Selective Participation in Clinical Trials Biases Estimates of Side Effects

Clinical trials use randomized controlled experiments to evaluate the safety and efficacy of new drugs. However, trial participants are not randomly selected: they are recruited from selected trial sites, with physicians exercising discretion regarding enrollment offers and patients choosing whether to participate. As a result, clinical trial participants may not be representative of the intended population of patients. 

In Trials Avoid High Risk Patients and Underestimate Drug Harms (NBER Working Paper 34534), researchers Jason Abaluck, Leila Agha, and Sachin Shah demonstrate that patients who are at higher risk of serious side effects are less represented in cancer drug trials and that this selective participation can bias estimates of side effects. 

The estimated risk of a serious drug-induced adverse event after treatment initiation is 15 percent higher for the full population of eligible patients than for trial participants.

Using data from the Surveillance, Epidemiology, and End Results (SEER) Program linked to Medicare claims, the researchers identify a cohort of Medicare beneficiaries who initiate treatment with cancer drugs within 6 months of a diagnosis. They use variation across patients in the exact timing of treatment initiation to show that cancer medications, on average, increase the risk of hospitalization due to infection or organ injury by 2.4 percentage points per month (250 percent) in the three months following treatment initiation.

This hospitalization risk varies predictably with patient characteristics. The researchers use each patient’s comorbidities, frailty, age, and gender to construct a prediction of their likelihood of hospitalization for these drug-induced adverse events. The two most important predictors of risk are chronic kidney disease and an index of frailty. Patients at the 90th percentile of this predicted risk distribution face a 3.6 percentage point per month increase in the risk of serious adverse events following treatment initiation, compared to a 1.4 percentage point increase for patients at the 10th percentile. 

Comparing patients who participated in 112 distinct clinical trials to nonparticipants who would have been eligible for the treatments under consideration, the researchers find a negative correlation between a patient’s risk of serious side effects and their clinical trial participation.

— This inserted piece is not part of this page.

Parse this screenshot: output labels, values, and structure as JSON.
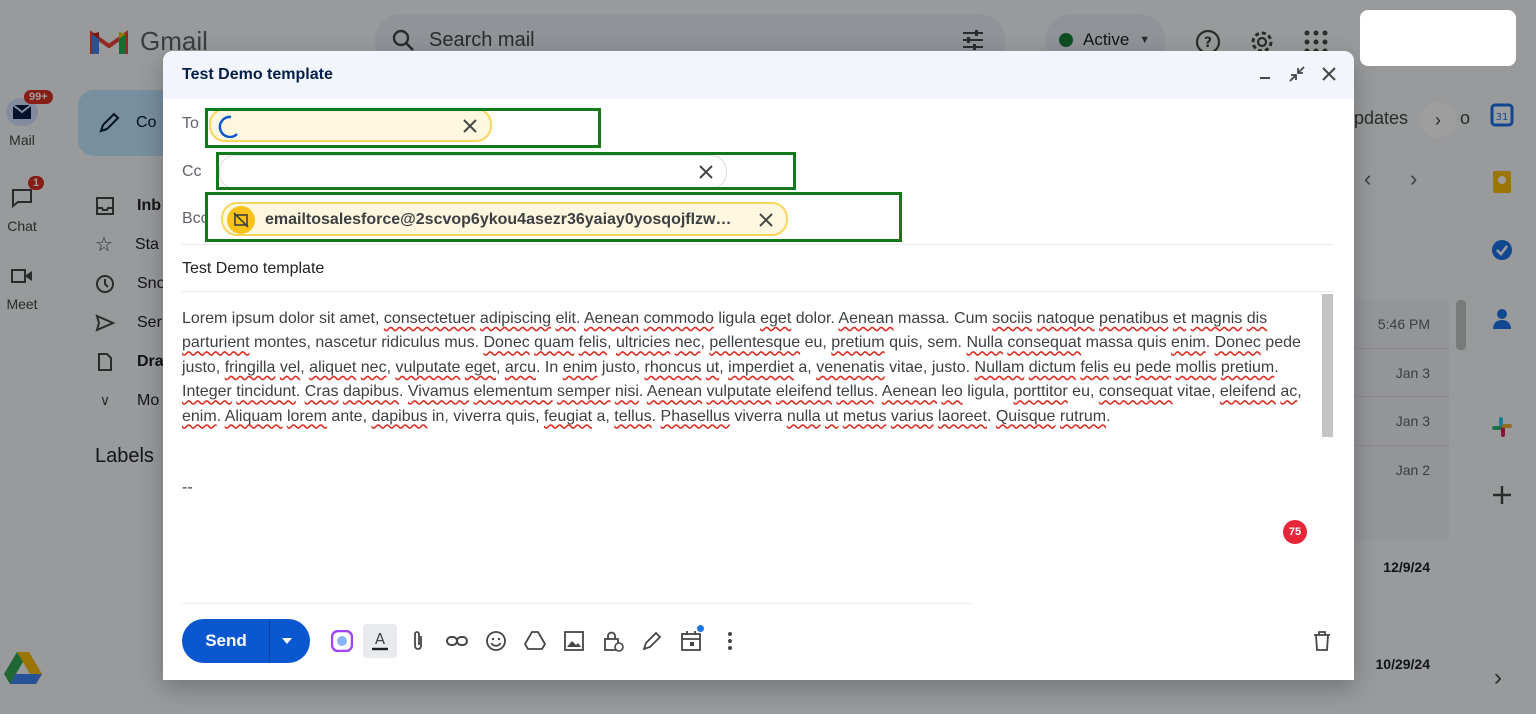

Patients at the 90th percentile of the risk distribution have only a 0.2 percent rate of clinical trial participation, compared to a 0.8 percent rate for patients at the 10th percentile. On average, trial participants are three years younger than nonparticipants and are less likely to have each of 20 measured comorbidities.

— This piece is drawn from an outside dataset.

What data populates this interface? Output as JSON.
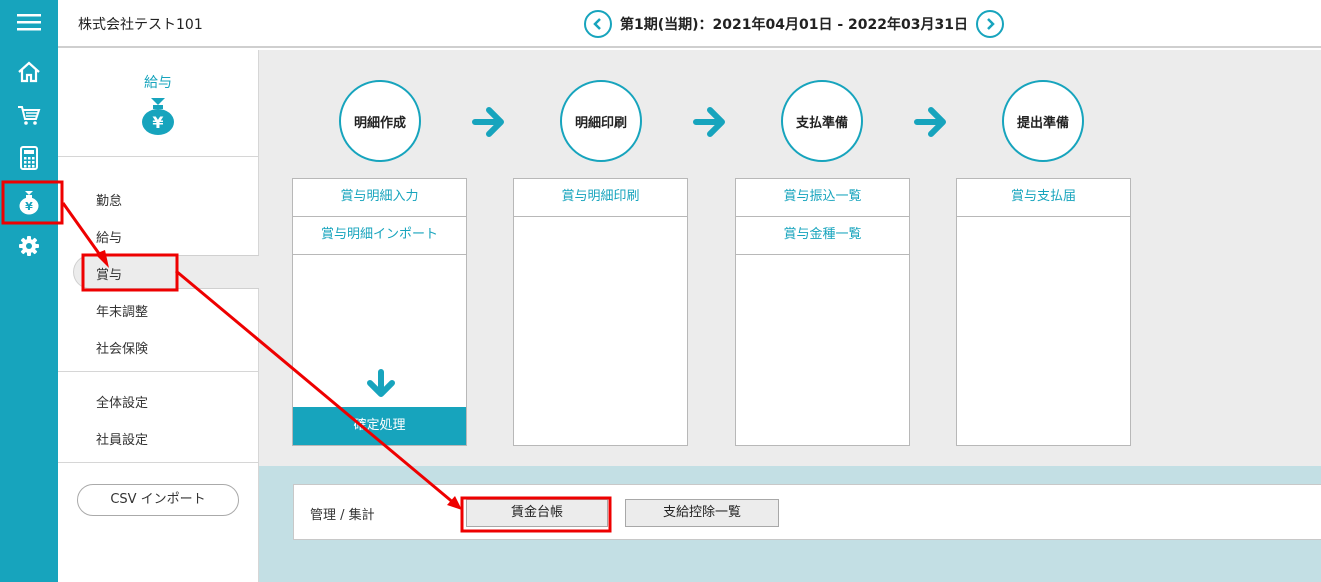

This disparity in risk between clinical trial participants and nonparticipants implies that the rate of side effects observed in clinical trials may not generalize to the full population of patients. The estimated risk of a serious drug-induced adverse event after treatment initiation is 15 percent higher for the full population of eligible patients than for trial participants. This difference corresponds to one additional hospitalization for every 25 patients per year of treatment. This estimate is likely to understate the full gap in adverse events between trial enrollees and treatment-eligible patients because the analysis only covers patients aged 65 and over. The findings suggest that selective participation in clinical trials could contribute to observed gaps between efficacy in clinical trials and in clinical practice.

- Robin McKnight

The researchers acknowledge support from National Institute on Aging grant #K76AG074919.